No votes have been publicly scheduled, and the coalition has tightly controlled information since the tentative agreement was announced late Friday night, giving laid-off employees hope their jobs might be saved.
“In talks with the governor’s chief negotiator this afternoon, union leaders reaffirmed guarantees that job security language in the tentative agreement would be honored once it is ratified,” O’Connor wrote
The unions evidently were trying to address concerns that a no-layoff guarantee would not cover job losses caused by reorganizations.
“No agreement can prevent the governor or the legislature from making changes in government programs or services,” O’Connor wrote. “The revised TA means a current employee covered by job security protection can’t be laid off. In the case of programmatic or service changes, the state must place the employee in a comparable position – or compensated comparably until such a position is found.”
SEBAC’s leadership and Ojakian reached the new tentative agreement Friday, days after the coalition revised its bylaws to allow ratification by a simple majority of eight of the 15 unions.

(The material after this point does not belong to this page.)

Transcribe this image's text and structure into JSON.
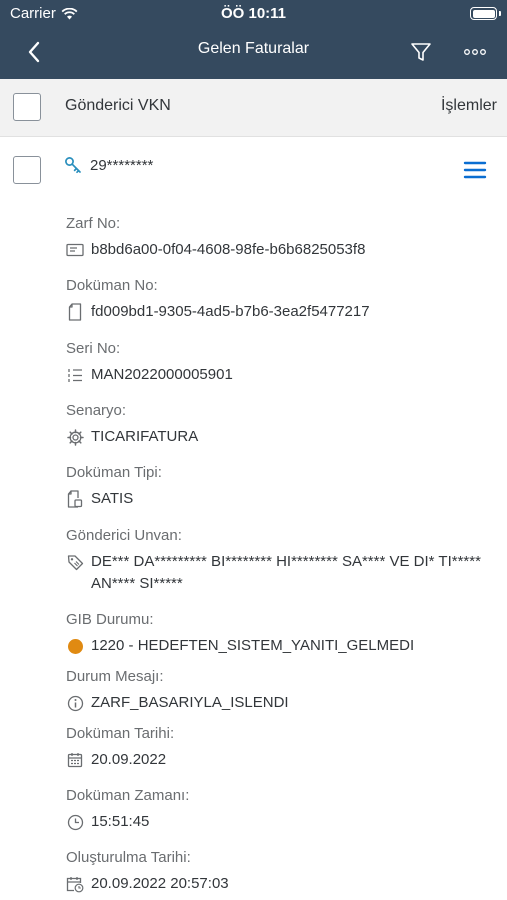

Previously, a no vote by any two unions could block ratification, and the biggest of them, AFSCME Council 4, had veto power by itself. No votes by Council 4 and three other unions killed an earlier agreement in June.
By the estimate of the Malloy Administration, the defeat of the earlier agreement left a $1.6 billion gap in the two-year, $40 billion budget for the biennium that began July 1. To balance the budget, Malloy ordered deep budget cuts and the elimination of 6,500 jobs.
The legislature is expected to hold public hearings Aug. 15 on the budget revisions, unless SEBAC ratifies the new deal.